# ETL Pipeline Preparation
Follow the instructions below to help you create your ETL pipeline.
### 1. Import libraries and load datasets.
- Import Python libraries
- Load `messages.csv` into a dataframe and inspect the first few lines.
- Load `categories.csv` into a dataframe and inspect the first few lines.

In [6]:
# import libraries
import pandas as pd
import numpy as np

In [None]:
# load messages dataset
messages = pd.read_csv("../data/disaster_messages.csv")
messages.head()

In [None]:
# load categories dataset
categories = pd.read_csv("../data/disaster_categories.csv")
categories.head()

### 2. Merge datasets.
- Merge the messages and categories datasets using the common id
- Assign this combined dataset to `df`, which will be cleaned in the following steps

In [None]:
# merge datasets
df = pd.merge(messages, categories, on="id")
df.head()

### 3. Split `categories` into separate category columns.
- Split the values in the `categories` column on the `;` character so that each value becomes a separate column. You'll find [this method](https://pandas.pydata.org/pandas-docs/version/0.23/generated/pandas.Series.str.split.html) very helpful!
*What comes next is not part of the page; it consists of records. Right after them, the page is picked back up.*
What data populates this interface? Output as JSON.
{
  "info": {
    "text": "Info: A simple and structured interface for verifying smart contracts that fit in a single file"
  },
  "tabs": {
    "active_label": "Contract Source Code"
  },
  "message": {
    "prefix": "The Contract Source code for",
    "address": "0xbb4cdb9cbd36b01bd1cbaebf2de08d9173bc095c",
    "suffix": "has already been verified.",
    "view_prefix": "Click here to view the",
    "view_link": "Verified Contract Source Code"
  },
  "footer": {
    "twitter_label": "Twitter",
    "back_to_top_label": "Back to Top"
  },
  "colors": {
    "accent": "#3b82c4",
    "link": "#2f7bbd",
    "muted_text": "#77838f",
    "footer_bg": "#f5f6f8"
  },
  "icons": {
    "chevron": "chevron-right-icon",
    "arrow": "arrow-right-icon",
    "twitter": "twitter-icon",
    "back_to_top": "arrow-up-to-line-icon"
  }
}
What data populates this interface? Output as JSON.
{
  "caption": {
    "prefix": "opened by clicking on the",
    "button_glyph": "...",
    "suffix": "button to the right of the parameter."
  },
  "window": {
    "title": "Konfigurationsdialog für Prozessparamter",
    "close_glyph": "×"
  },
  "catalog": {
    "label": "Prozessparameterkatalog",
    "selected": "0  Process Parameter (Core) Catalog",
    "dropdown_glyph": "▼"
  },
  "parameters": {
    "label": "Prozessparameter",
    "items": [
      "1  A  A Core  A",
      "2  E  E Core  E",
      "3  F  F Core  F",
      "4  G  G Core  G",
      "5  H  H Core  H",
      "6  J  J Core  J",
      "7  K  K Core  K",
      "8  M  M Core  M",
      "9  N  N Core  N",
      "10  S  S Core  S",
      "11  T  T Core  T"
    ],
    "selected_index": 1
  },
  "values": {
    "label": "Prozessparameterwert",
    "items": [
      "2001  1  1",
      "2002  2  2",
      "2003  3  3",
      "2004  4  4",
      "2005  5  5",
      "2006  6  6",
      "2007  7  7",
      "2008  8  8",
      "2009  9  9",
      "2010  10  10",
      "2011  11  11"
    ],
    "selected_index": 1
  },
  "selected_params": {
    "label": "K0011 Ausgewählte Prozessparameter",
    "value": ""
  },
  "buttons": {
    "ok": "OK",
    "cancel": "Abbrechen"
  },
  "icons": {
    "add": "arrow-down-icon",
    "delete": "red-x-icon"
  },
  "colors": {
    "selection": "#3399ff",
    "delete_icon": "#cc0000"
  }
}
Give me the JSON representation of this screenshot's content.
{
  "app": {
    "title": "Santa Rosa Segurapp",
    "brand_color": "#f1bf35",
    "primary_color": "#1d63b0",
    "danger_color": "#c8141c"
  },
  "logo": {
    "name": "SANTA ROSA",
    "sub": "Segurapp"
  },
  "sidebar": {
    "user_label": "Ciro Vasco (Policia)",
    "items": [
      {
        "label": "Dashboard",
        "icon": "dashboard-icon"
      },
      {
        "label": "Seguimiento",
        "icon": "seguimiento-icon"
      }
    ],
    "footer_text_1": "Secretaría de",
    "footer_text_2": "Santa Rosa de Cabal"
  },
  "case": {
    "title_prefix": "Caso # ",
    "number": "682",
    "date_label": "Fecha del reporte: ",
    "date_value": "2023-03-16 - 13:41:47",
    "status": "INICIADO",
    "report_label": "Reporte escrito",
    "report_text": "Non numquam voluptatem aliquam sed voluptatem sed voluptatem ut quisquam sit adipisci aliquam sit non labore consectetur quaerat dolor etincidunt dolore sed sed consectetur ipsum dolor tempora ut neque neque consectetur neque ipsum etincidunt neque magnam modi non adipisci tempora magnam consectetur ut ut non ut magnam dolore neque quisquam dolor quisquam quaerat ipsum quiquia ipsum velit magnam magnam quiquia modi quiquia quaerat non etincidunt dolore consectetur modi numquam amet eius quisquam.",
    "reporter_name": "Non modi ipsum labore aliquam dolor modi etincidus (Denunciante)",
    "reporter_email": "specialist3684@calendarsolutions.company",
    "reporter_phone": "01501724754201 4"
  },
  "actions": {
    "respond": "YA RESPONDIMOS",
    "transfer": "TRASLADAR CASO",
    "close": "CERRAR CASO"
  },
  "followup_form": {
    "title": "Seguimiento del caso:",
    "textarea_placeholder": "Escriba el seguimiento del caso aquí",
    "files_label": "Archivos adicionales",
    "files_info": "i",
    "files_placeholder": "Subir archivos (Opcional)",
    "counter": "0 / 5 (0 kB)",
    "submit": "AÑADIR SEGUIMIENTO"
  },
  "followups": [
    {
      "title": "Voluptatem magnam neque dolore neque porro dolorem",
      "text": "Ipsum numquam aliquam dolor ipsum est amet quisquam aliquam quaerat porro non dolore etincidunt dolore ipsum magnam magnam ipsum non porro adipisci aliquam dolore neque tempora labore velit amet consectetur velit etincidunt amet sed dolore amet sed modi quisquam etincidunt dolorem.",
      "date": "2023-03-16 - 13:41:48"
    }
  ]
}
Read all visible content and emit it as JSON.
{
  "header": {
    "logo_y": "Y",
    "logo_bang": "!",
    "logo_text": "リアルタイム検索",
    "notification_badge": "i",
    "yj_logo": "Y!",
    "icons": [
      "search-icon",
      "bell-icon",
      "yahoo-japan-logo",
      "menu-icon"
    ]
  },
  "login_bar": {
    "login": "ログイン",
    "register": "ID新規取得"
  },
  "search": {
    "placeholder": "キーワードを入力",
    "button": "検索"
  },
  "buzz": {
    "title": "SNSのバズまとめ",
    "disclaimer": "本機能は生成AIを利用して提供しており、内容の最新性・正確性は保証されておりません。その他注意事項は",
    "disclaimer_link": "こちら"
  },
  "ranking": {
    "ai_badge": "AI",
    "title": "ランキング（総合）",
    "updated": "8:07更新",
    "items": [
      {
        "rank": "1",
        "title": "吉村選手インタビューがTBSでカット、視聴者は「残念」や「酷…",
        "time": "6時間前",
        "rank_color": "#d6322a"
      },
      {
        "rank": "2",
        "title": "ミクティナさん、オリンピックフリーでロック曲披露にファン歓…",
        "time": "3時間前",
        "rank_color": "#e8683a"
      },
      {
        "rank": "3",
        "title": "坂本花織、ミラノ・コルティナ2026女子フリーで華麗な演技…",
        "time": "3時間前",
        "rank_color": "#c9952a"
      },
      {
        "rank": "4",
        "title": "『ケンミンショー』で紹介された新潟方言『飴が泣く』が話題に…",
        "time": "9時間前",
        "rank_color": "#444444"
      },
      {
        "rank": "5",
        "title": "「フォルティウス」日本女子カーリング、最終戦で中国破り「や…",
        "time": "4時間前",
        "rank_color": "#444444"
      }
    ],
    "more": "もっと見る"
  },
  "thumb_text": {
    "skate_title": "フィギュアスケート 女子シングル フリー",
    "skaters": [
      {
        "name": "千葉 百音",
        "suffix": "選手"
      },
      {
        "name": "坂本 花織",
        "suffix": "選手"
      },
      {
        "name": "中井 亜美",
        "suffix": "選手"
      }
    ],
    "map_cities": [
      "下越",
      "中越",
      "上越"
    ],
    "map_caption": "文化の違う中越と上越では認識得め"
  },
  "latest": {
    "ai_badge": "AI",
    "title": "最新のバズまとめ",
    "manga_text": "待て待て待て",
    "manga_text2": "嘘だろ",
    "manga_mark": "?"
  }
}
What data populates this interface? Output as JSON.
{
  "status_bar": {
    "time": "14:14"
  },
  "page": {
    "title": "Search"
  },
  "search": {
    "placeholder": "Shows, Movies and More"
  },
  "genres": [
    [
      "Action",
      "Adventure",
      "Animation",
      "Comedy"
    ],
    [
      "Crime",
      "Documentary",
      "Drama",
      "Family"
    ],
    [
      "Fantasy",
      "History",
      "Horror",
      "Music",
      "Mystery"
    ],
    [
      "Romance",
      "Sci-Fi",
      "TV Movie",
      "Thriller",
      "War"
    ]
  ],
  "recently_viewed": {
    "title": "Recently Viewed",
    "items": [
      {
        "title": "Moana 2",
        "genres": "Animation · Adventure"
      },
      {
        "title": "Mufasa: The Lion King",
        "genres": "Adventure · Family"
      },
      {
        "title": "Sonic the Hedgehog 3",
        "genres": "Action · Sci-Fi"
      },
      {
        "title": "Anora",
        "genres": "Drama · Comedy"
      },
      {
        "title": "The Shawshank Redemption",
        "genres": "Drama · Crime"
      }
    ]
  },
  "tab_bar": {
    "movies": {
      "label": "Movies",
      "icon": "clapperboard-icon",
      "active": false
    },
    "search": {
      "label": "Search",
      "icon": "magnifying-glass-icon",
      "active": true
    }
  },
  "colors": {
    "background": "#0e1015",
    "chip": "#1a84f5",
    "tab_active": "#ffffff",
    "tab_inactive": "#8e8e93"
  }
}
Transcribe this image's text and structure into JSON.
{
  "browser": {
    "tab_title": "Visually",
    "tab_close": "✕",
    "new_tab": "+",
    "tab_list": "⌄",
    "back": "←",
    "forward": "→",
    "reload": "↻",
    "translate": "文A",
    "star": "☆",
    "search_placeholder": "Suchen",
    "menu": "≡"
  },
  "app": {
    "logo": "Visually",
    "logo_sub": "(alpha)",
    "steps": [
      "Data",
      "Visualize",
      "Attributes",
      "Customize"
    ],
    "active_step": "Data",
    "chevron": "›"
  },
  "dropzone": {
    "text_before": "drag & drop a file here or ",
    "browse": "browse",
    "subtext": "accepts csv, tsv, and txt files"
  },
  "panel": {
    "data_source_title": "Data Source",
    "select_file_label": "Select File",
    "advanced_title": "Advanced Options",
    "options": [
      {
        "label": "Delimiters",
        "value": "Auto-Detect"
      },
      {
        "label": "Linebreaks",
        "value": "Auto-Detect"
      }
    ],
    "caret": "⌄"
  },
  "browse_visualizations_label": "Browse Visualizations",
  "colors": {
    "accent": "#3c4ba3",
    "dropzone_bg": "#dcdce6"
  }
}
Make sure to set `expand=True`.
- Use the first row of categories dataframe to create column names for the categories data.
- Rename columns of `categories` with new column names.
- Update the total value of the items to be 0 or 1

In [None]:
# create a dataframe of the 36 individual category columns
df_tmp = df['categories'].str.split(";", expand=True)
cols = [w.split("-")[0] for w in df_tmp.iloc[0, :].tolist()]
df_tmp.columns = cols
df_tmp = df_tmp.apply(lambda x: x.str.replace(".*?-([0-9]+)", r"\g<1>").astype(int)).clip(0, 1)
df = pd.concat([df.iloc[:, :-1], df_tmp], axis=1)

### 4. Remove duplicates.
- Check how many duplicates are in this dataset.
- Drop the duplicates.
- Confirm duplicates were removed.

In [None]:
# check number of duplicates
df_dub = df[df.duplicated(subset=None)]
print("Duplicates: {}".format(df_dub.shape[0]))
df_dub.head()

In [None]:
# drop duplicates
df = df.drop_duplicates()

In [None]:
# check number of duplicates
df[df.duplicated(subset=None)]

Check for items with a very low mean

In [None]:
desc = df.describe()
desc[desc.columns[desc.loc['std', :] < 0.01]]

In [None]:
# since child_alone holds no relevant information, remove:
df = df.drop('child_alone', axis=1)

### 5. Save the clean dataset into an sqlite database.
You can do this with pandas [`to_sql` method](https://pandas.pydata.org/pandas-docs/stable/generated/pandas.DataFrame.to_sql.html) combined with the SQLAlchemy library. Remember to import SQLAlchemy's `create_engine` in the first cell of this notebook to use it below.

In [53]:
from sqlalchemy import create_engine
engine = create_engine('sqlite:///../data/disaster_data.db')
df.to_sql('texts', engine, index=False)

### 6. Use this notebook to complete `etl_pipeline.py`
Use the template file attached in the Resources folder to write a script that runs the steps above to create a database based on new datasets specified by the user. Alternatively, you can complete `etl_pipeline.py` in the classroom on the `Project Workspace IDE` coming later.

In [None]:
df.head()